This freak accident is just one of the more than 500 causes of death that are catalogued in the Alberta death database. There are 94 different types of cancer alone, causing death in Alberta. In fact, “non-Hodgkin’s lymphoma” and “non-Hodg-kins lymphoma” are two separate causes.
Any source of data that is entered manually by different people at different times with different perspectives, guidelines, judgments, attention to detail, and typing ability has this problem. It is never possible to take raw data at face value. Significant scrutiny and comparison of trends between years, age groups, genders, and causes are required. Outliers, gaps, inconsistencies, and other strange things will reveal themselves eventually, with enough patience and persistence. As we discuss in the BIG Media article AI: Where are we and where are we going?, this detailed inspection and data “cleaning” are crucial for effective statistical analysis.
In order to be useful, the cleaned categories then need to be grouped into larger meaningful classes, such as “accidents”, “cancer”, “heart disease”, etc.
The groupings themselves are also judgmental processes, and these choices will influence the interpretation and conclusions drawn from the data. One person might decide that a “malignant neoplasm of the ovary” should be grouped with cancers, another might combine this with other “female reproductive” afflictions. Whatever grouping is chosen, the most important thing is consistency, if time periods or age groups are to be compared.
For the recent article showing cause-of-death comparisons in 2020 in Alberta – A look back at causes of death in the first year of COVID-19 – we classified causes of death from 2001 to 2020 logically and consistently. However, upon further routine checking and re-checking, a weird thing came to light after the article was published.
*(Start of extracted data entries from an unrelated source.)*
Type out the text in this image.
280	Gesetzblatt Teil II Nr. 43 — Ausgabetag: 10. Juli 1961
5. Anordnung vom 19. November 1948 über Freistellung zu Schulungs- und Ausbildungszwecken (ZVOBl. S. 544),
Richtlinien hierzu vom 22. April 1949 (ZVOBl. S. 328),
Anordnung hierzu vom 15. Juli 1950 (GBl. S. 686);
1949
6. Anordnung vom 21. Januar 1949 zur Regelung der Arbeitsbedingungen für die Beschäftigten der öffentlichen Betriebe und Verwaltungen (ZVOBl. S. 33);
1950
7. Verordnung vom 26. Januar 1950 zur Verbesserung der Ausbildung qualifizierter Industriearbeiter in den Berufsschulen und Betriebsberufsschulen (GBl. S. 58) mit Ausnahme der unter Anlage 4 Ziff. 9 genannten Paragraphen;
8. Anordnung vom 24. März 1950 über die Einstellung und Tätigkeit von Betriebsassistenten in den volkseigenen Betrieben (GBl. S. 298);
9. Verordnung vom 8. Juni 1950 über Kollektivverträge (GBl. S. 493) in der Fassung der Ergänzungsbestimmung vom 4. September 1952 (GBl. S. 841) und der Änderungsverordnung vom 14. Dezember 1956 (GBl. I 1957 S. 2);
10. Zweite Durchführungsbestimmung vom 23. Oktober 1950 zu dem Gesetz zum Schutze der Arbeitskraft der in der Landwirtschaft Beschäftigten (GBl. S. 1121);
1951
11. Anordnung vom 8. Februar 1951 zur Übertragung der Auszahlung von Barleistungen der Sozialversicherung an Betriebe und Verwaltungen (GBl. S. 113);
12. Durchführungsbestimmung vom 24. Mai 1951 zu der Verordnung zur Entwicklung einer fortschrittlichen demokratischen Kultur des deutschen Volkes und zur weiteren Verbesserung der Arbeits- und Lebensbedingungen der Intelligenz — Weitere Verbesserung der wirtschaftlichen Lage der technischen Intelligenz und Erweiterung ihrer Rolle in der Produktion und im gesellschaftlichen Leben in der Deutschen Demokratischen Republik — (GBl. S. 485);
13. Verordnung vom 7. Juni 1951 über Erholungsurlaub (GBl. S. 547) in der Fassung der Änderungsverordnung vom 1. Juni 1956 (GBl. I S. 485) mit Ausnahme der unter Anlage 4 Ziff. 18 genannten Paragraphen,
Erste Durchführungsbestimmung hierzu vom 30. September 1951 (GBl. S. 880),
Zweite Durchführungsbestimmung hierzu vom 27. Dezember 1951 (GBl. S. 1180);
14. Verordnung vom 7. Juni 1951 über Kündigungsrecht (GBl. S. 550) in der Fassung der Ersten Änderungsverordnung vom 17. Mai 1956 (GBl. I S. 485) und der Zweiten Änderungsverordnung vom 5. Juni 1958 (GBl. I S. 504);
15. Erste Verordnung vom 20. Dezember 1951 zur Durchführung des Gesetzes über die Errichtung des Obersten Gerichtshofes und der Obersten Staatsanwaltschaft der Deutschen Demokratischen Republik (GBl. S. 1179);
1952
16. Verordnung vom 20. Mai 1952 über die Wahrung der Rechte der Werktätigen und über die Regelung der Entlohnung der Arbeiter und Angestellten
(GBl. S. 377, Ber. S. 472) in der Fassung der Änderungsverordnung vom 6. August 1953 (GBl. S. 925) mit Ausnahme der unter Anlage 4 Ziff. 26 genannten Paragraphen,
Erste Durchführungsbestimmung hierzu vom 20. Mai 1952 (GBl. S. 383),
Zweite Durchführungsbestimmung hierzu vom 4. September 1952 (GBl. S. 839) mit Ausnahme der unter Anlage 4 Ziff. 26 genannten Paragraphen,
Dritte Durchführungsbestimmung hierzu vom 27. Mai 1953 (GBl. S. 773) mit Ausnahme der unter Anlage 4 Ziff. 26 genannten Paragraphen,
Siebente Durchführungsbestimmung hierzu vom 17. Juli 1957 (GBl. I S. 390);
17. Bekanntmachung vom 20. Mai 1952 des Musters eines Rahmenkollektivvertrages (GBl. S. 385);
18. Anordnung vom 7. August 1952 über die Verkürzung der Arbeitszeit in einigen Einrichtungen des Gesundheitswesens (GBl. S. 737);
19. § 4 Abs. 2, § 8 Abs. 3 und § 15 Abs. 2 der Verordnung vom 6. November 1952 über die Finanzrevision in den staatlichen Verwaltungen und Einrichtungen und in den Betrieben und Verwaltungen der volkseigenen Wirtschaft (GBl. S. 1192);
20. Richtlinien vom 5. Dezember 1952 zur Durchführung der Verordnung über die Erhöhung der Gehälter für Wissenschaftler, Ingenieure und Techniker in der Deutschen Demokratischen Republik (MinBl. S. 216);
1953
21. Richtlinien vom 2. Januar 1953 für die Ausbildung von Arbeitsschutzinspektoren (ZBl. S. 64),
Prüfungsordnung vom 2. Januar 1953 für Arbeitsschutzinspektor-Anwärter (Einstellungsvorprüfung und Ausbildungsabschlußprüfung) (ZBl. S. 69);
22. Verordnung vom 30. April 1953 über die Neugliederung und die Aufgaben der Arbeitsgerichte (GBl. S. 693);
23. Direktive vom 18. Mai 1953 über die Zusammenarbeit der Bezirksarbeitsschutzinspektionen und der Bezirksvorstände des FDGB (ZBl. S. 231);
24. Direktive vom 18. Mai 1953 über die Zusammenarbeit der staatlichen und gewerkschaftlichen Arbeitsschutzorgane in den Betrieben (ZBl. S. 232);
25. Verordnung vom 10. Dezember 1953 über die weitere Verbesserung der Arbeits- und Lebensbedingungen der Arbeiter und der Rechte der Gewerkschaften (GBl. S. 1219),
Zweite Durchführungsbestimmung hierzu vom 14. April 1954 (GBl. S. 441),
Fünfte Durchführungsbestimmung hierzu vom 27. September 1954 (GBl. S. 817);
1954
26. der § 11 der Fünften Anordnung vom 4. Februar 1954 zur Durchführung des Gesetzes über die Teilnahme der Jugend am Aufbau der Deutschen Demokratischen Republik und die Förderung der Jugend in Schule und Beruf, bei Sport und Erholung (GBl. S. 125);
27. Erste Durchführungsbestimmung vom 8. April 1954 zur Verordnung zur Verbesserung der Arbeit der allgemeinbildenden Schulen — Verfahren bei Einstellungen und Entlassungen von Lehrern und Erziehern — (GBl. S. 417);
A relatively large number of people in 2020 only, had died from “mental and behavioural disorders due to use usefectious and parasitic diseases” (transcribed directly), that had been grouped into the larger “bacterial” class. The mention of those pesky parasites made me suspicious, so I dug a little deeper and found that while there were a large number of people dying from “mental and behavioural disorders due to use of alcohol” – grouped into the general “accidents” class – in 2001 to 2019, that category did not exist in 2020 (see chart below).
Chart showing all the categories included in the (revised) sub-grouping of accidental death relating to drug poisoning.
The numbers were similar between 2020’s “mental and behavioural disorders due to use usefectious and parasitic diseases” and the rest of the years’ “mental and behavioural disorders due to the use of alcohol”, so I was quite confident that they were one and the same. I changed “mental and behavioural disorders due to use usefectious and parasitic diseases” to “accidents”, instead of “bacterial”.
Long story short, this reclassification had repercussions throughout the data that changed some of the charts in the article, including the one that sub-groups “accidental deaths due to drug poisonings” for comparison with COVID deaths. Just another day in the life of a data scientist.
Incidentally, it is unlikely that someone died from a vehicle collision with a parasite (specifically, “Other motor vehicle accident involving collision with withfectious and parasitic diseases”).